Автор книги: Димитр Пеев


Соавторы: Павел Вежинов,Онджей Нефф,Кшиштоф Малиновский,Франк Петерманн,Чеслав Хрущевский,Эрик Симон,Иван Серафимов,Васил Райков,Георгий Данаилов
сообщить о нарушении

Текущая страница: 2 (всего у книги 19 страниц)

Взаимная демонтировка

Когда ты, Астер, прочтешь повествование до конца, весь наш полет может представиться тебе средоточением беспрерывных опасностей, бед, тягостей и лишений, роковым сцеплением случайных сил и обстоятельств.

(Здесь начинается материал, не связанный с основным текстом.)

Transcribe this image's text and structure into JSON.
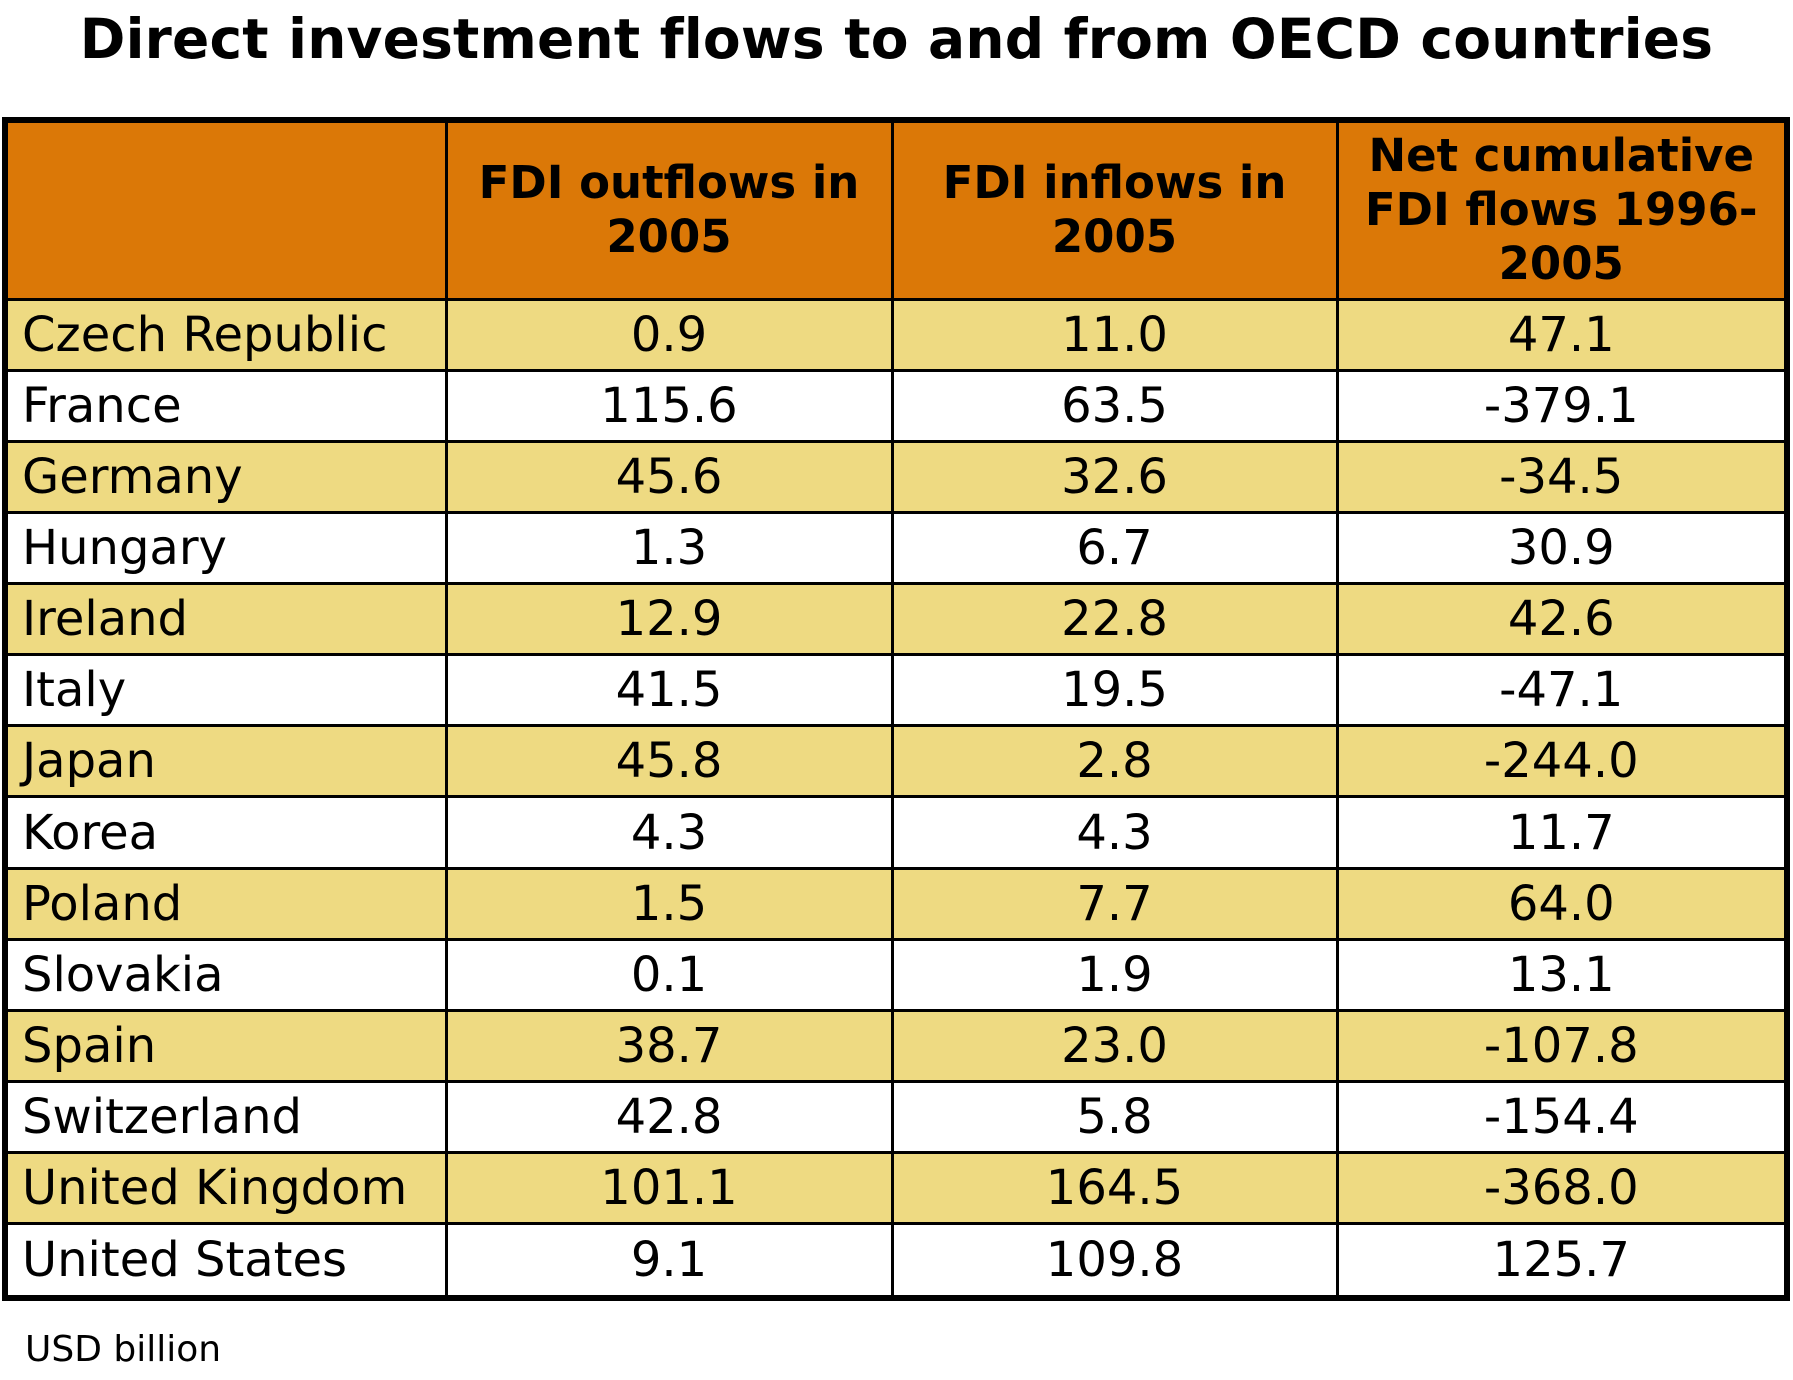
{
  "chart_data": {
    "type": "table",
    "title": "Direct investment flows to and from OECD countries",
    "columns": [
      "",
      "FDI outflows in 2005",
      "FDI inflows in 2005",
      "Net cumulative FDI flows 1996-2005"
    ],
    "rows": [
      {
        "country": "Czech Republic",
        "outflows": "0.9",
        "inflows": "11.0",
        "net": "47.1"
      },
      {
        "country": "France",
        "outflows": "115.6",
        "inflows": "63.5",
        "net": "-379.1"
      },
      {
        "country": "Germany",
        "outflows": "45.6",
        "inflows": "32.6",
        "net": "-34.5"
      },
      {
        "country": "Hungary",
        "outflows": "1.3",
        "inflows": "6.7",
        "net": "30.9"
      },
      {
        "country": "Ireland",
        "outflows": "12.9",
        "inflows": "22.8",
        "net": "42.6"
      },
      {
        "country": "Italy",
        "outflows": "41.5",
        "inflows": "19.5",
        "net": "-47.1"
      },
      {
        "country": "Japan",
        "outflows": "45.8",
        "inflows": "2.8",
        "net": "-244.0"
      },
      {
        "country": "Korea",
        "outflows": "4.3",
        "inflows": "4.3",
        "net": "11.7"
      },
      {
        "country": "Poland",
        "outflows": "1.5",
        "inflows": "7.7",
        "net": "64.0"
      },
      {
        "country": "Slovakia",
        "outflows": "0.1",
        "inflows": "1.9",
        "net": "13.1"
      },
      {
        "country": "Spain",
        "outflows": "38.7",
        "inflows": "23.0",
        "net": "-107.8"
      },
      {
        "country": "Switzerland",
        "outflows": "42.8",
        "inflows": "5.8",
        "net": "-154.4"
      },
      {
        "country": "United Kingdom",
        "outflows": "101.1",
        "inflows": "164.5",
        "net": "-368.0"
      },
      {
        "country": "United States",
        "outflows": "9.1",
        "inflows": "109.8",
        "net": "125.7"
      }
    ],
    "footnote": "USD billion"
  },
  "colors": {
    "header_bg": "#db7807",
    "band_row_bg": "#eeda82",
    "plain_row_bg": "#ffffff",
    "border": "#000000"
  }
}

Однако это далеко не так. Мы попытались воссоздать лишь события, выходящие за пределы стереотипных будней звездного бытия. А таких событий, в сущности, было не так уж много. И если бы их собрать воедино, они не заполнили и одного года. А ведь нам предстояло созерцать многозвездные пустыни неба целых шестнадцать лет. Что может быть мучительней ожидания, вынужденного бездействия, когда корабль, этот материальный сгусток инерции, вкраплен в ледяную глыбину вечной ночи. Мы засыпали и просыпались, ели, курили, ходили, мы плавали, мы играли в теннис, удивляясь странным траекториям мяча. Мы прокручивали земные фильмы, и прошлое каждого из нас как бы оживало на экране. И каждый в душе утешал сам себя: ты еще жив, ты не выродился, не очерствел, не сошел с ума, не стал бездушным механизмом, хотя – заметь, Астер, – именно бездушным механизмам в эти долгие годы приходилось тащить на себе весь груз заложенной в них программы.

Да, мы всеми силами пытались предать забвению, убить, уничтожить Время. И Время мстило нам, лишая нас борьбы, горестей, восторгов…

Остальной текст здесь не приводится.